Adrenocorticotropic hormone (ACTH) measurement will help us to differentiate ACTH from the non-ACTH-dependent Cushing’s syndrome. Sample is collected with adequate precautions in the morning at 9:00 AM and measured. Some centers advocate checking the ACTH in the midnight along with the cortisol to interpret and differentiate the two. Morning ACTH value of less than 10 pg/mL is suggestive of an ACTH-independent Cushing’s syndrome. And the value of more than 22 pg/mL is suggestive of ACTH-dependent Cushing’s syndrome. Further testing is required, if the values are equivocal. Patients with equivocal ACTH values between 10 and 20 pg/mL may be subjected to corticotropin-releasing hormone (CRH) stimulation test and the increment of the ACTH and cortisol response are suggestive of Cushing’s disease. High-dose dexamethasone suppression test (HDDST) though used to differentiate the pituitary from ectopic ACTH-dependent Cushing’s syndrome is not definitive. The sensitivity and the specificity depend on the amount of cortisol suppression, and can be suppressed in carcinoid syndrome producing ACTH. Other tests that are available to differentiate the cause of Cushing’s syndrome are given in Table 2.2.

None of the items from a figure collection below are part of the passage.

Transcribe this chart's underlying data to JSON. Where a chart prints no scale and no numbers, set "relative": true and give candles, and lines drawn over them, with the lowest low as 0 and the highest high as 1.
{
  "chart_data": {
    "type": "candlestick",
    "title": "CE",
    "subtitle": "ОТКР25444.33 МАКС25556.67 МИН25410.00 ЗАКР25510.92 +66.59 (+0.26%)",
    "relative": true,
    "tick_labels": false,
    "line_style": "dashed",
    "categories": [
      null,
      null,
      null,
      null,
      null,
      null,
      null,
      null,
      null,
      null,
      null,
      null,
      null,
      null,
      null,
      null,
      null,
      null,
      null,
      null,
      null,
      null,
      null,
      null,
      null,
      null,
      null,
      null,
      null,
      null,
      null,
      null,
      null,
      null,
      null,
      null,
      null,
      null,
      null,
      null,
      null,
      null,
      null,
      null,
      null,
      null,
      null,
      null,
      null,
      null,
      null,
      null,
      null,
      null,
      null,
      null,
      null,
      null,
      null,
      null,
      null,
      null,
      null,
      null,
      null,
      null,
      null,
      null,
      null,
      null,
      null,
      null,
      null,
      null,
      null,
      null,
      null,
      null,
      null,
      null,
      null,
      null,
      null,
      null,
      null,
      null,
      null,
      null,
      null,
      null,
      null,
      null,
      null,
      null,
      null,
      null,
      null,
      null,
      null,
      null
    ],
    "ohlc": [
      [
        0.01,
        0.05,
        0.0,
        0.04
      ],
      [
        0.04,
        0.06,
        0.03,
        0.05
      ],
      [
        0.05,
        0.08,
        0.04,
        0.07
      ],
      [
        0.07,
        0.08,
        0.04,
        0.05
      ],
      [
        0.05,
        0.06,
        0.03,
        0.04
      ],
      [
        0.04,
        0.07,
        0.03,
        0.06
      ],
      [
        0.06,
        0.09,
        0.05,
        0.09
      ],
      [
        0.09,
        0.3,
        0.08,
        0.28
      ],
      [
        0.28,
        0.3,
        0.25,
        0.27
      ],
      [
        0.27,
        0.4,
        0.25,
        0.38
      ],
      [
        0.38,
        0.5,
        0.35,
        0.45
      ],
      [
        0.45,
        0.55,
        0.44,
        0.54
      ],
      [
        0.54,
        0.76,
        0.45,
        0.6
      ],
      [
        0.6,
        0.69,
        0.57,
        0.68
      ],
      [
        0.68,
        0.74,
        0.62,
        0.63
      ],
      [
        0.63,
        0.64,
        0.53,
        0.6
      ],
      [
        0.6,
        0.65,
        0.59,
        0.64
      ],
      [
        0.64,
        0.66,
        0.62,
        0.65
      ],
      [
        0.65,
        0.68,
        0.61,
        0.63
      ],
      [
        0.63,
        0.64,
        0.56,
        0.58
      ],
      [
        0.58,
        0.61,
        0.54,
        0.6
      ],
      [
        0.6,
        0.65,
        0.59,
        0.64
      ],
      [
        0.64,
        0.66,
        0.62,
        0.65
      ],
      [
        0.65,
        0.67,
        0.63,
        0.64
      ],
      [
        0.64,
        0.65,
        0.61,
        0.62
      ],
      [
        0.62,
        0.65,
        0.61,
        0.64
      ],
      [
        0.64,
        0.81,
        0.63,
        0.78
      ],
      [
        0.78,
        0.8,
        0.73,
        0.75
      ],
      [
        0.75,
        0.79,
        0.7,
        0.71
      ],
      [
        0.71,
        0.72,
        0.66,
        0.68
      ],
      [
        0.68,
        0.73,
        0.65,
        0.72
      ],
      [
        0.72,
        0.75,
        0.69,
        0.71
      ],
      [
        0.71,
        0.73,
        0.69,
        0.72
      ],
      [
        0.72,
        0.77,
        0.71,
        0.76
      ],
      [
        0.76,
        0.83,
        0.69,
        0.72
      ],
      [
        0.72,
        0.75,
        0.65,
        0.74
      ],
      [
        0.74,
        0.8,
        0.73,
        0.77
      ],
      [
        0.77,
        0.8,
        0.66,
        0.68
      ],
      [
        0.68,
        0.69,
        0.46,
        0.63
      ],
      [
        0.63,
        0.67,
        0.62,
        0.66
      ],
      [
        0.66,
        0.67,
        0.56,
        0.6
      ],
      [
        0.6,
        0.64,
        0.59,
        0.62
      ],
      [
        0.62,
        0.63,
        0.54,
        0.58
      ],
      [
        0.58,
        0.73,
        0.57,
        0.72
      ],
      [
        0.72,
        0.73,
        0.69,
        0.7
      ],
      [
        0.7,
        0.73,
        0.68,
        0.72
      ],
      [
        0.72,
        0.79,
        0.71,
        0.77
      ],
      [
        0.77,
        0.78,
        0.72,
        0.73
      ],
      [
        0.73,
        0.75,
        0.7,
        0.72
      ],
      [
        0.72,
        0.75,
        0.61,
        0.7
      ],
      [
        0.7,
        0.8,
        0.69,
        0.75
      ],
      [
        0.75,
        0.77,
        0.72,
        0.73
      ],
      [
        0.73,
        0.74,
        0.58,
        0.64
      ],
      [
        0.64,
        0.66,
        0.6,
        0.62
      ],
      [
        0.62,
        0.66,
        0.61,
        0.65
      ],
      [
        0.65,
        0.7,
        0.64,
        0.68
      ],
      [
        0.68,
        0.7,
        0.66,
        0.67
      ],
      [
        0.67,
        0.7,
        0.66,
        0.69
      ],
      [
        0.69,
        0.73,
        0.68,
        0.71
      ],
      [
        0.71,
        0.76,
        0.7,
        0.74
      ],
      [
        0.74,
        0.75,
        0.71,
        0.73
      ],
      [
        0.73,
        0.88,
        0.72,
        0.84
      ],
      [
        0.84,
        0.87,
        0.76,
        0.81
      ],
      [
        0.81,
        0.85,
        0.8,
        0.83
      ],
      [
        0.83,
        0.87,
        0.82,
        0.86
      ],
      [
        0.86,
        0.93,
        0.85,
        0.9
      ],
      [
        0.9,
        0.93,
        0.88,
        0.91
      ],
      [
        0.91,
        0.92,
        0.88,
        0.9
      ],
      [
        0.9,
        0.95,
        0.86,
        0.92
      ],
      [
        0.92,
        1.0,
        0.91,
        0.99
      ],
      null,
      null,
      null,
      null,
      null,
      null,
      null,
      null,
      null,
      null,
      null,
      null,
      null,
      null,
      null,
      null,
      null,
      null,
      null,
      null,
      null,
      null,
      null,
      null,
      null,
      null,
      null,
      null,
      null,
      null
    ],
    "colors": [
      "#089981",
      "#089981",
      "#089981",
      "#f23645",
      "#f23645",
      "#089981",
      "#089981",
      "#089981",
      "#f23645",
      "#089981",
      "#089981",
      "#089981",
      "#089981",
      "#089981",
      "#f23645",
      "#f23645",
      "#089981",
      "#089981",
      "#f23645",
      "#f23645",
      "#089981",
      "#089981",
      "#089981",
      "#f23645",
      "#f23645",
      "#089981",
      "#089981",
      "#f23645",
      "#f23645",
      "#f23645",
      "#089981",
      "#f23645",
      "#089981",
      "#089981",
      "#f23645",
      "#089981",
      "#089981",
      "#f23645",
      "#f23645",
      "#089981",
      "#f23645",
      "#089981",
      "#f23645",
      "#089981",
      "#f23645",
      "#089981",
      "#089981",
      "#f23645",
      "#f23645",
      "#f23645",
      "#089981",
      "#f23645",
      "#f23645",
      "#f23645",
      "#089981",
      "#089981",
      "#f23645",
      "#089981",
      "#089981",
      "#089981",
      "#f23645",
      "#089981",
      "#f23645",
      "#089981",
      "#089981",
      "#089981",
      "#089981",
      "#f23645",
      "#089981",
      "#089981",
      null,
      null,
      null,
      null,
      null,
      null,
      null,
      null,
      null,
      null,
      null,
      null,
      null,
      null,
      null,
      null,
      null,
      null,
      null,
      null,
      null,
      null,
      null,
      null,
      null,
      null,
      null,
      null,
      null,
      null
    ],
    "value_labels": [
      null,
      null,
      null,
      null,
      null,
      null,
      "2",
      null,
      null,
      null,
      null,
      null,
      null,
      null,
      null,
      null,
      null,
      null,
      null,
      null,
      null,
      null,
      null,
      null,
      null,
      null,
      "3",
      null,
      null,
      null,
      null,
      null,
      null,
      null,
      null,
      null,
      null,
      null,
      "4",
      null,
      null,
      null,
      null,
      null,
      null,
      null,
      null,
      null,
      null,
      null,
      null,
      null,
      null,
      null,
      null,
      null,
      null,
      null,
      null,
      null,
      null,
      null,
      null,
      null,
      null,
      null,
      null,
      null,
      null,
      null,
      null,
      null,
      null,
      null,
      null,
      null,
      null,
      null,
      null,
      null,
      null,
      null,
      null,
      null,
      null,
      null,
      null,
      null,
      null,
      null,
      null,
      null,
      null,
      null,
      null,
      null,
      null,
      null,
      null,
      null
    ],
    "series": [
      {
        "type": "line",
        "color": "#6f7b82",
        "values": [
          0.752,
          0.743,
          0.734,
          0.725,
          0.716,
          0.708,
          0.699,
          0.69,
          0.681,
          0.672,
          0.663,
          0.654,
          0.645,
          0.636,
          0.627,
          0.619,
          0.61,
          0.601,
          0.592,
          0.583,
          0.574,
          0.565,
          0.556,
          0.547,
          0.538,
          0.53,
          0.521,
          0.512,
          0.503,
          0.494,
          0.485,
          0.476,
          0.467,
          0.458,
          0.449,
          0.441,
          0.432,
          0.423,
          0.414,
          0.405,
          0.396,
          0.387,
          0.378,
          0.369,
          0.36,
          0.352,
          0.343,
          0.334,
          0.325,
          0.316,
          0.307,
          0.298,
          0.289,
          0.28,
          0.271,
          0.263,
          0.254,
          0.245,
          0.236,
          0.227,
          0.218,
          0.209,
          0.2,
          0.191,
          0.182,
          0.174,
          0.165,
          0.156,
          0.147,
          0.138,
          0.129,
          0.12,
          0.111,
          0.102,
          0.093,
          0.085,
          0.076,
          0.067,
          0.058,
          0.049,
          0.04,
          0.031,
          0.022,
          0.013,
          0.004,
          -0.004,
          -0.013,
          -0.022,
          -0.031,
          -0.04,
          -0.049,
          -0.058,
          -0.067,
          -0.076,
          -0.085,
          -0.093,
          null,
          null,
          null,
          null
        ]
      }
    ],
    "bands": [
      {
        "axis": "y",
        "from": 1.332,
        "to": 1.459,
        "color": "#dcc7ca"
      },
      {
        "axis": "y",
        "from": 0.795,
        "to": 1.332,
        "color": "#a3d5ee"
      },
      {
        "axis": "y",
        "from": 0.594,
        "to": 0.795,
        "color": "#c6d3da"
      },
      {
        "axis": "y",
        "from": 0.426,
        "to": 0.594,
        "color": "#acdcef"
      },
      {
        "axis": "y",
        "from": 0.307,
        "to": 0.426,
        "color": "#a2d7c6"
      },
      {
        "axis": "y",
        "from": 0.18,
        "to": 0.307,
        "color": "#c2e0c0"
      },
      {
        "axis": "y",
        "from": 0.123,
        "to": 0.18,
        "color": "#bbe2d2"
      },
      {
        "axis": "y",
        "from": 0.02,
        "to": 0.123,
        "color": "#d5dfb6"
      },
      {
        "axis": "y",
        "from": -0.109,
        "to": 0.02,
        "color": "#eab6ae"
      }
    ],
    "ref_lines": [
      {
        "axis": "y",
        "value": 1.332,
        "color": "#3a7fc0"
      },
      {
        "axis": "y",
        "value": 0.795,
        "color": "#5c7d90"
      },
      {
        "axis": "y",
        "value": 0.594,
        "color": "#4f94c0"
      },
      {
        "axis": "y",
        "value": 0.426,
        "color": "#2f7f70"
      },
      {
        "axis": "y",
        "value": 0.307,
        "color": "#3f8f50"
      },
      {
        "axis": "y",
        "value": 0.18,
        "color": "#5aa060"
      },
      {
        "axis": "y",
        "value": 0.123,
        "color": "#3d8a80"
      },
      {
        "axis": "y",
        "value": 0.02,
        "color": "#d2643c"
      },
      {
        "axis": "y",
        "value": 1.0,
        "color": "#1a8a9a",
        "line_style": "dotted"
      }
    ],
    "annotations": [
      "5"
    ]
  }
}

• Adrenocorticotropic hormone values between 10 and 20 pg/mL are subjected to the CRH stimulation to differentiate, but the clinical clues such as pigmentation and imaging have to be considered before coming to a conclusion. Although many tests are available, none of them clearly differentiate the patients with equivocal results. Therefore, a lot of clinical discretion is required and the treating endocrinologist should also be aware of all the pitfalls of the diagnostic tests.

• Adrenocorticotropic hormone molecule is rapidly degraded by the plasma proteases. Hence, it should be collected in a prechilled tube to avoid false low values. So while interpreting the value, ensure proper collection of the sample.

• High-dose dexamethasone suppression test shows suppression by only less than 50% of the basal cortisol value in about 80% of the patients with Cushing’s disease. And there are high numbers of false positive tests (10–30%) in ectopic Cushing’s syndrome.